Tel est l’état des esprits dans la capitale et dans les provinces ; examinons maintenant quelles sont les forces que le sultan peu opposer à ces mécontentemens du peuple osmanli. Toutes les espérances de la réforme reposent sur l’armée nouvelle ; les milices dressées à la tactique européenne, représentent pour ainsi dire toute la révolution de Mahmoud, et ce sont elles qui doivent naturellement la défendre ; il ne m’appartient point de juger les progrès de la discipline ; si j’en crois les hommes du métier, les soldats ne manquent pas de zèle et d’obéissance ; mais l’armée n’a point d’officiers instruits ; on peut dire de la réforme militaire ce que nous avons dit de la civilisation ; personne ne sait ici ce que c’est ; il faut des lumières pour discipliner une armée comme pour réformer un peuple ; et tant qu’il n’y aura ni lumières ni instruction chez les Turcs, la société restera barbare, et l’armée sans discipline. Toute la science des nouveaux tacticiens consiste à imiter les Francs, mais ne faut-il pas connaître ce qu’on imite ? Comme la tactique européenne fait chaque jour de nouveaux progrès, n’est-il pas à craindre que les Osmanlis, même en nous imitant, ne restent toujours en arrière ? D’un autre côté, les armées, irrégulières sont toujours là ; on les a conservées dans la crainte sans doute de quelque mécontentement qui aurait amené de nouveaux embarras ; ainsi dans les armées comme partout ailleurs, la barbarie et la civilisation restent toujours en présence l’une de l’autre ; les progrès de la discipline dépendaient beaucoup du choix des instructeurs ; les Turcs ont choisi leurs instructeurs comme ils choisissent leurs médecins ; car on est persuadé en Turquie qu’il suffit de venir du pays des Francs pour savoir la médecine et la tactique ; on a pris tous ceux qui se sont présentés, et les plus habiles ont été le plus mal accueillis, parce que ce sont ceux-là qu’on comprenait le moins.

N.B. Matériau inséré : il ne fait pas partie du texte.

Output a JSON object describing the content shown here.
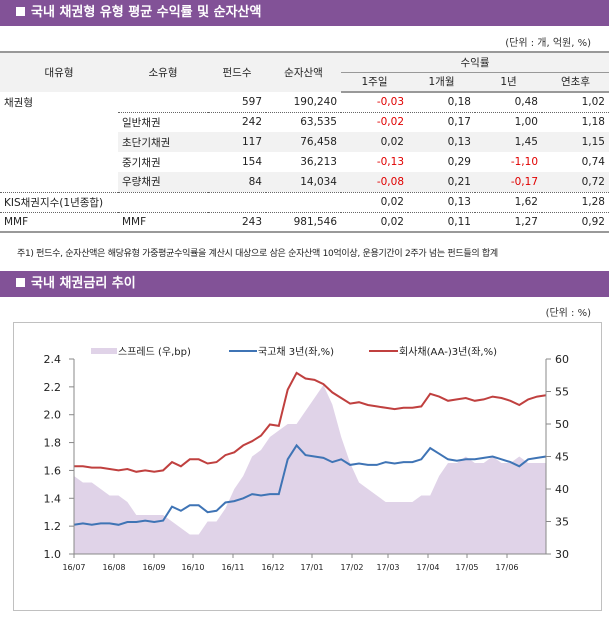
{
  "section1": {
    "title": "국내 채권형 유형 평균 수익률 및 순자산액",
    "unit": "(단위 : 개, 억원, %)",
    "headers": {
      "major": "대유형",
      "minor": "소유형",
      "funds": "펀드수",
      "assets": "순자산액",
      "returns": "수익률",
      "w1": "1주일",
      "m1": "1개월",
      "y1": "1년",
      "ytd": "연초후"
    },
    "rows": [
      {
        "major": "채권형",
        "minor": "",
        "funds": "597",
        "assets": "190,240",
        "w1": "-0,03",
        "m1": "0,18",
        "y1": "0,48",
        "ytd": "1,02"
      },
      {
        "major": "",
        "minor": "일반채권",
        "funds": "242",
        "assets": "63,535",
        "w1": "-0,02",
        "m1": "0,17",
        "y1": "1,00",
        "ytd": "1,18"
      },
      {
        "major": "",
        "minor": "초단기채권",
        "funds": "117",
        "assets": "76,458",
        "w1": "0,02",
        "m1": "0,13",
        "y1": "1,45",
        "ytd": "1,15"
      },
      {
        "major": "",
        "minor": "중기채권",
        "funds": "154",
        "assets": "36,213",
        "w1": "-0,13",
        "m1": "0,29",
        "y1": "-1,10",
        "ytd": "0,74"
      },
      {
        "major": "",
        "minor": "우량채권",
        "funds": "84",
        "assets": "14,034",
        "w1": "-0,08",
        "m1": "0,21",
        "y1": "-0,17",
        "ytd": "0,72"
      },
      {
        "major": "KIS채권지수(1년종합)",
        "minor": "",
        "funds": "",
        "assets": "",
        "w1": "0,02",
        "m1": "0,13",
        "y1": "1,62",
        "ytd": "1,28"
      },
      {
        "major": "MMF",
        "minor": "MMF",
        "funds": "243",
        "assets": "981,546",
        "w1": "0,02",
        "m1": "0,11",
        "y1": "1,27",
        "ytd": "0,92"
      }
    ],
    "note": "주1) 펀드수, 순자산액은 해당유형 가중평균수익률을 계산시 대상으로 삼은 순자산액 10억이상, 운용기간이 2주가 넘는 펀드들의 합계"
  },
  "section2": {
    "title": "국내 채권금리 추이",
    "unit": "(단위 : %)"
  },
  "colors": {
    "header_bar": "#825297",
    "negative": "#e00000",
    "spread": "#e0d3e8",
    "ktb": "#3f74b5",
    "corp": "#c0403f"
  },
  "chart_data": {
    "type": "line",
    "title": "",
    "legend": [
      "스프레드 (우,bp)",
      "국고채 3년(좌,%)",
      "회사채(AA-)3년(좌,%)"
    ],
    "legend_position": "top",
    "x_ticks": [
      "16/07",
      "16/08",
      "16/09",
      "16/10",
      "16/11",
      "16/12",
      "17/01",
      "17/02",
      "17/03",
      "17/04",
      "17/05",
      "17/06"
    ],
    "y_left": {
      "min": 1.0,
      "max": 2.4,
      "ticks": [
        "1.0",
        "1.2",
        "1.4",
        "1.6",
        "1.8",
        "2.0",
        "2.2",
        "2.4"
      ]
    },
    "y_right": {
      "min": 30,
      "max": 60,
      "ticks": [
        "30",
        "35",
        "40",
        "45",
        "50",
        "55",
        "60"
      ]
    },
    "x_range_months": [
      0,
      12
    ],
    "series": [
      {
        "name": "국고채 3년(좌,%)",
        "axis": "left",
        "kind": "line",
        "values": [
          1.21,
          1.22,
          1.21,
          1.22,
          1.22,
          1.21,
          1.23,
          1.23,
          1.24,
          1.23,
          1.24,
          1.34,
          1.31,
          1.35,
          1.35,
          1.3,
          1.31,
          1.37,
          1.38,
          1.4,
          1.43,
          1.42,
          1.43,
          1.43,
          1.68,
          1.78,
          1.71,
          1.7,
          1.69,
          1.66,
          1.68,
          1.64,
          1.65,
          1.64,
          1.64,
          1.66,
          1.65,
          1.66,
          1.66,
          1.68,
          1.76,
          1.72,
          1.68,
          1.67,
          1.68,
          1.68,
          1.69,
          1.7,
          1.68,
          1.66,
          1.63,
          1.68,
          1.69,
          1.7
        ]
      },
      {
        "name": "회사채(AA-)3년(좌,%)",
        "axis": "left",
        "kind": "line",
        "values": [
          1.63,
          1.63,
          1.62,
          1.62,
          1.61,
          1.6,
          1.61,
          1.59,
          1.6,
          1.59,
          1.6,
          1.66,
          1.63,
          1.68,
          1.68,
          1.65,
          1.66,
          1.71,
          1.73,
          1.78,
          1.81,
          1.85,
          1.93,
          1.92,
          2.18,
          2.3,
          2.26,
          2.25,
          2.22,
          2.16,
          2.12,
          2.08,
          2.09,
          2.07,
          2.06,
          2.05,
          2.04,
          2.05,
          2.05,
          2.06,
          2.15,
          2.13,
          2.1,
          2.11,
          2.12,
          2.1,
          2.11,
          2.13,
          2.12,
          2.1,
          2.07,
          2.11,
          2.13,
          2.14
        ]
      },
      {
        "name": "스프레드 (우,bp)",
        "axis": "right",
        "kind": "area",
        "values": [
          42,
          41,
          41,
          40,
          39,
          39,
          38,
          36,
          36,
          36,
          36,
          35,
          34,
          33,
          33,
          35,
          35,
          37,
          40,
          42,
          45,
          46,
          48,
          49,
          50,
          50,
          52,
          54,
          56,
          53,
          48,
          44,
          41,
          40,
          39,
          38,
          38,
          38,
          38,
          39,
          39,
          42,
          44,
          44,
          45,
          44,
          44,
          45,
          44,
          44,
          45,
          44,
          44,
          44
        ]
      }
    ]
  }
}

Ce n’est pas assez d’ailleurs que la discipline ait fait quelques progrès ; il ne suffit pas de passer des revues et d’exercer des soldats devant une caserne ; il faudra que toutes ces milices soient soumises à une dernière épreuve, à celle du champ de bataille. Toute guerre étrangère étant impossible, la guerre civile peut seule offrir à Mahmoud l’occasion et les moyens d’achever sa réforme commencée. La révolte des Albanais est, dit-on, apaisée ; mais que de rebellions peuvent naître encore dans une époque de décadence qui encourage toutes les ambitions ! Si la nouvelle armée du sultan triomphe des ennemis ou des révoltés qu’elle aura devant elle, alors la réforme aura la sanction de la victoire, et le succès sera pour les Turcs comme une décision du ciel ; si les milices succombent, il faudra bien se résigner, et dire avec les mécontens fanatiques que Dieu veut la ruine de l’empire d’Osman.